Exposure to ionizing radiation is associated with cancer induction and potential development of hereditary defects. Data from diagnostic nuclear medicine studies indicate that these adverse reactions are expected to occur with low probability.
For most diagnostic procedures using nuclear medicine techniques, the radiation dose (effective dose) is less than 20 mSv. Higher doses may be justified in certain clinical circumstances.
According to published data, the following adverse reactions have been observed after intravenous administration of the radiopharmaceutical 99mTc-DTPA: fever, nausea, vomiting, flushing, erythema, pruritus, urticaria, headache, hypertension, and aseptic meningitis.
Shelf life.
Kit – 1 year.
After radioactive labelling with sodium pertechnetate (99mTc) solution – 6 hours.
Storage conditions.
Store in a refrigerator at a temperature of 2 °C to 8 °C.
During transport (for no more than 7 days) at a temperature not exceeding 35 °C.

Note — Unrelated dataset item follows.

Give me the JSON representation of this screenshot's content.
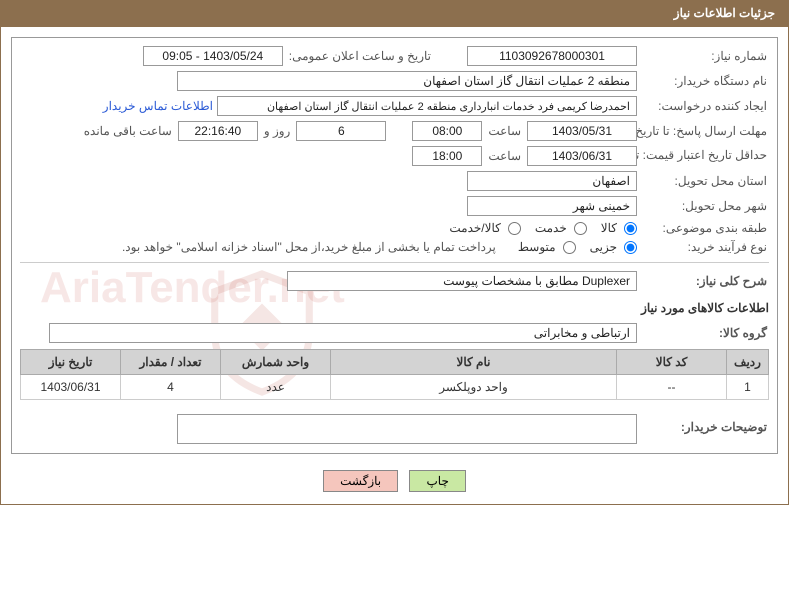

After radioactive labelling with sodium pertechnetate (99mTc) solution, store at a temperature not exceeding 25 °C in an appropriate lead container.
Packaging.
10 ml glass vial, 6 vials per cardboard pack.
Supply category.
Prescription only in hospital settings.
Supplied only to specialized medical facilities authorized to handle radiopharmaceuticals.
Manufacturer.
National Centre for Nuclear Research.
Manufacturer's address and location of operations.
ul. Andrzeja Sołtana 7, Otwock, 05-400, Poland.